PACKING LIST FOR A HORSE RIDING TRIP
The autumn weather in Mongolia varies considerably, sometime it’s hot to 30oC during the day, but at night the temperature can drop to -5oC. Moreover, we traveled most of time by horse, hence selecting the right but light-weight essential gears was critical and took a lots of our time.
- Equipment provided by travel agency for each passenger: riding helmet, water container, 3 compartment saddle bags to put personal things that you need during the day, 8 kg waterproof plastic bags to put all of your belonging which will be loaded separately on the pack horses together with sleeping bags and tents.
- Personal gears:
- Comfortable loose or stretch long pants and long sleeve shirt for easily getting on and off the horse, as well as avoiding scratches when passing by high bushes. Hiking clothes also work well.
- Heat-tech base layers/ long underwear since the temperature can drop to below zero at night.
- Comfortable riding boots or lightweight hiking boots with a flat heel (to hold the saddle)
- Gloves to avoid blisters since you will hold the bridle for many days
- Light jacket, wind/rain suit, tops/bottoms separate (must have item)

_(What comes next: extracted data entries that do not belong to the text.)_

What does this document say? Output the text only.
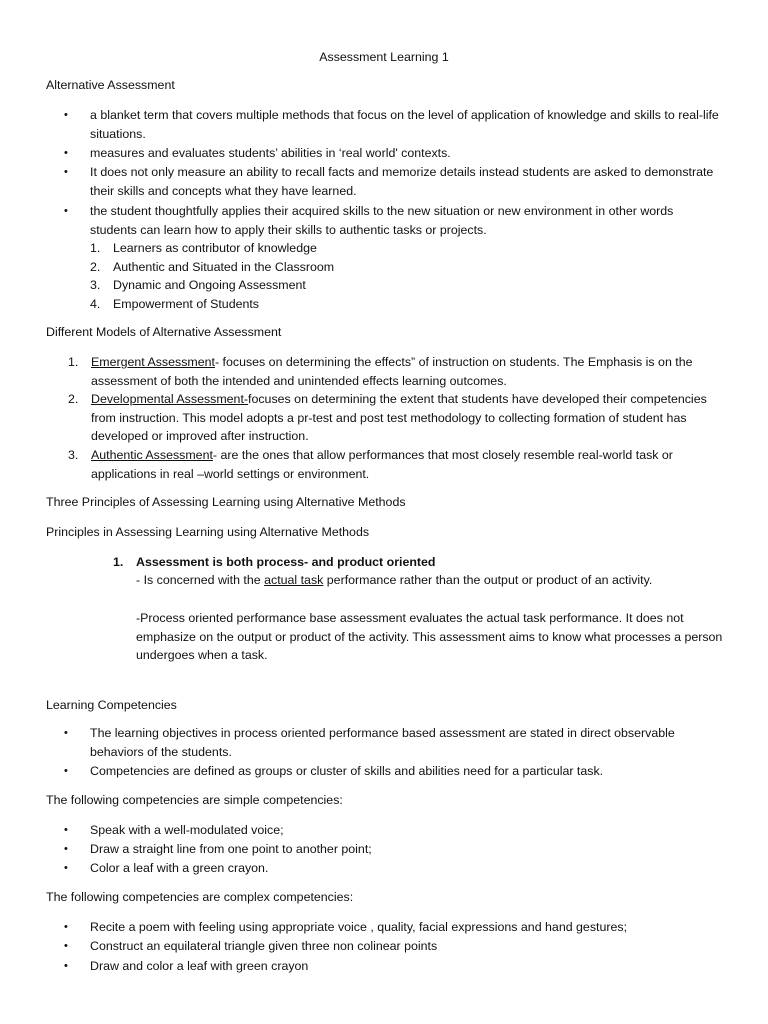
Assessment Learning 1
Alternative Assessment
• a blanket term that covers multiple methods that focus on the level of application of knowledge and skills to real-life situations.
• measures and evaluates students’ abilities in ‘real world' contexts.
• It does not only measure an ability to recall facts and memorize details instead students are asked to demonstrate their skills and concepts what they have learned.
• the student thoughtfully applies their acquired skills to the new situation or new environment in other words students can learn how to apply their skills to authentic tasks or projects.
1. Learners as contributor of knowledge
2. Authentic and Situated in the Classroom
3. Dynamic and Ongoing Assessment
4. Empowerment of Students
Different Models of Alternative Assessment
1. Emergent Assessment- focuses on determining the effects” of instruction on students. The Emphasis is on the assessment of both the intended and unintended effects learning outcomes.
2. Developmental Assessment-focuses on determining the extent that students have developed their competencies from instruction. This model adopts a pr-test and post test methodology to collecting formation of student has developed or improved after instruction.
3. Authentic Assessment- are the ones that allow performances that most closely resemble real-world task or applications in real –world settings or environment.
Three Principles of Assessing Learning using Alternative Methods
Principles in Assessing Learning using Alternative Methods
1. Assessment is both process- and product oriented
- Is concerned with the actual task performance rather than the output or product of an activity.
-Process oriented performance base assessment evaluates the actual task performance. It does not emphasize on the output or product of the activity. This assessment aims to know what processes a person undergoes when a task.
Learning Competencies
• The learning objectives in process oriented performance based assessment are stated in direct observable behaviors of the students.
• Competencies are defined as groups or cluster of skills and abilities need for a particular task.
The following competencies are simple competencies:
• Speak with a well-modulated voice;
• Draw a straight line from one point to another point;
• Color a leaf with a green crayon.
The following competencies are complex competencies:
• Recite a poem with feeling using appropriate voice , quality, facial expressions and hand gestures;
• Construct an equilateral triangle given three non colinear points
• Draw and color a leaf with green crayon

- 3 pairs of wool or polypro socks
- Hat, multi functional scarf (to protect your face from the harsh sun when needed), sun block
- Flashlight, head lamp is even more convenient
- Flip flop/ Sandal for around camp at night
- Other things: Camera and lots of batteries (enough for 8 days), toiletries, insect repellent, instant tea & coffee, dry food or snack.
COST OF THE TRIP
Total cost of 10 day trip is 3,800$, including 8 days horse riding tour in Gorkhi Terelj national park of 2950$, round trip flight ticket 705$, and other expenses.